Computational insights into electrocatalytic CO2 reduction facilitated by Mn(I) half sandwich-based catalysts: Role of substitution and solvent

Abstract

Using the density functional theory (DFT) calculations, we have considered a series of Mn(I) half sandwich-based catalysts and explored the electrochemical CO2 reduction to CO. Various substituents (NH2, CMe3, CH3, OH and COOH) and solvent effects (acetonitrile, water and DMSO) have been studied to understand their roles in the CO2 reduction reactions. For active catalyst formation, the substituent effect is found to be very significant for the second reduction potentials compared to the first reduction potentials.
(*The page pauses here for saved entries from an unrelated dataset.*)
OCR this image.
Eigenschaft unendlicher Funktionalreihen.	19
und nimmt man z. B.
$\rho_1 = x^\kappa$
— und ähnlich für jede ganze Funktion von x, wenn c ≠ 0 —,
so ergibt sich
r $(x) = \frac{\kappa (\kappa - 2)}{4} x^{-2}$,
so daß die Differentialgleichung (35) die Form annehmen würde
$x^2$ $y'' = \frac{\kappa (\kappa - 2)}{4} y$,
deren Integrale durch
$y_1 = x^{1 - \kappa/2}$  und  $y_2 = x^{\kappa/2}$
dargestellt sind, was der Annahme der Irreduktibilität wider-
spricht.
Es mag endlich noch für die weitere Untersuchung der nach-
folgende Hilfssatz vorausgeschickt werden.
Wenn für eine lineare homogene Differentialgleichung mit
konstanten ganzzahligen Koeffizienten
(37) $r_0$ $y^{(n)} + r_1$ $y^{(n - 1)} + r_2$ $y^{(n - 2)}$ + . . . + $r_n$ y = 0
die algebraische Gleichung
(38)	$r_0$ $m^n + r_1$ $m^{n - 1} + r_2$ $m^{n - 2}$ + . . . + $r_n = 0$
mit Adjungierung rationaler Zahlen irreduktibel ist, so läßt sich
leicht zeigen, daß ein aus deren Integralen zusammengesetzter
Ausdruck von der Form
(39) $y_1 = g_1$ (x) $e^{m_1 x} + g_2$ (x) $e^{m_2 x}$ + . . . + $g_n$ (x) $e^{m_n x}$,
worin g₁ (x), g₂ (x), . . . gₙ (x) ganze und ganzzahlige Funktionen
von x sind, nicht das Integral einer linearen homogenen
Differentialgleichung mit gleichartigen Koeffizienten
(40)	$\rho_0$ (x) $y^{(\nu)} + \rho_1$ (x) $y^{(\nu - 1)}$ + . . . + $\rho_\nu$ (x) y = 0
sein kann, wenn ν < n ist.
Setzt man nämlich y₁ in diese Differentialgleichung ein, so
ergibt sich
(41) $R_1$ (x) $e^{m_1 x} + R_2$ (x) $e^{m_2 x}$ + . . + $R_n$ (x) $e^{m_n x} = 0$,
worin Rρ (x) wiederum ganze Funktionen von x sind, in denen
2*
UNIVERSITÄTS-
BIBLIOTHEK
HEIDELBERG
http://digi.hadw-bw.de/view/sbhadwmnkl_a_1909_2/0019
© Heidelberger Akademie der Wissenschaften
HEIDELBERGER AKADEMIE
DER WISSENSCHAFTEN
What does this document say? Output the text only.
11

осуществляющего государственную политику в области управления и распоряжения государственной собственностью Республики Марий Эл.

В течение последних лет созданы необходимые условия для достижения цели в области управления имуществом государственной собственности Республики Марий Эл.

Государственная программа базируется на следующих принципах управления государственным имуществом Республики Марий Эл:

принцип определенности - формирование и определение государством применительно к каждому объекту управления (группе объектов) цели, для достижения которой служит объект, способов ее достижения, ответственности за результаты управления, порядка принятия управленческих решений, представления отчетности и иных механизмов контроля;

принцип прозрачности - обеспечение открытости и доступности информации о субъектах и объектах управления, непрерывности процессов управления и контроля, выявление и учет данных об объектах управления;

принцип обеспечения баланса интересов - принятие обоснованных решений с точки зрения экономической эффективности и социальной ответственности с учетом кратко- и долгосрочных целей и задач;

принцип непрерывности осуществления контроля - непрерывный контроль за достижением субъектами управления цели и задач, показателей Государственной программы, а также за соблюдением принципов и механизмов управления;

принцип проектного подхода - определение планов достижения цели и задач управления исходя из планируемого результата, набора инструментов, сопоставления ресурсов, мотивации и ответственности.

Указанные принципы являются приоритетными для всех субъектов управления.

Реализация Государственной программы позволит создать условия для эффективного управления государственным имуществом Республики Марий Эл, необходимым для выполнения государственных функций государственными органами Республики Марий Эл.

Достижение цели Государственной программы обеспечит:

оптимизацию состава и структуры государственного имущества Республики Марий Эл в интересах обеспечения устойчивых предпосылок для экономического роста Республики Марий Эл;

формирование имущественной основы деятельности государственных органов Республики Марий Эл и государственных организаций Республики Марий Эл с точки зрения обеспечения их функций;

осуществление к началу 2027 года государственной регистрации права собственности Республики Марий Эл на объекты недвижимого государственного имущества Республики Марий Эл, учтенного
However, the solvent effect is significant for both the reduction potentials. The detailed investigations of our calculated results show that the formation of the active catalyst, CO2 vs. proton binding, and formation/breaking of C–OH bond are the most important steps. The COOH substitution in the Mn(I) half sandwich-based catalyst is found to be more promising for the efficient formation/breaking of C–OH bond during CO2 reduction reaction. The calculated results show that the reduction step is more favourable in DMSO followed by water and acetonitrile solvent whereas protonation step is more favourable in acetonitrile followed by water and DMSO solvent. As the electrochemical CO2 reduction reaction contain both protonation and reduction steps the perfect solvent will be water.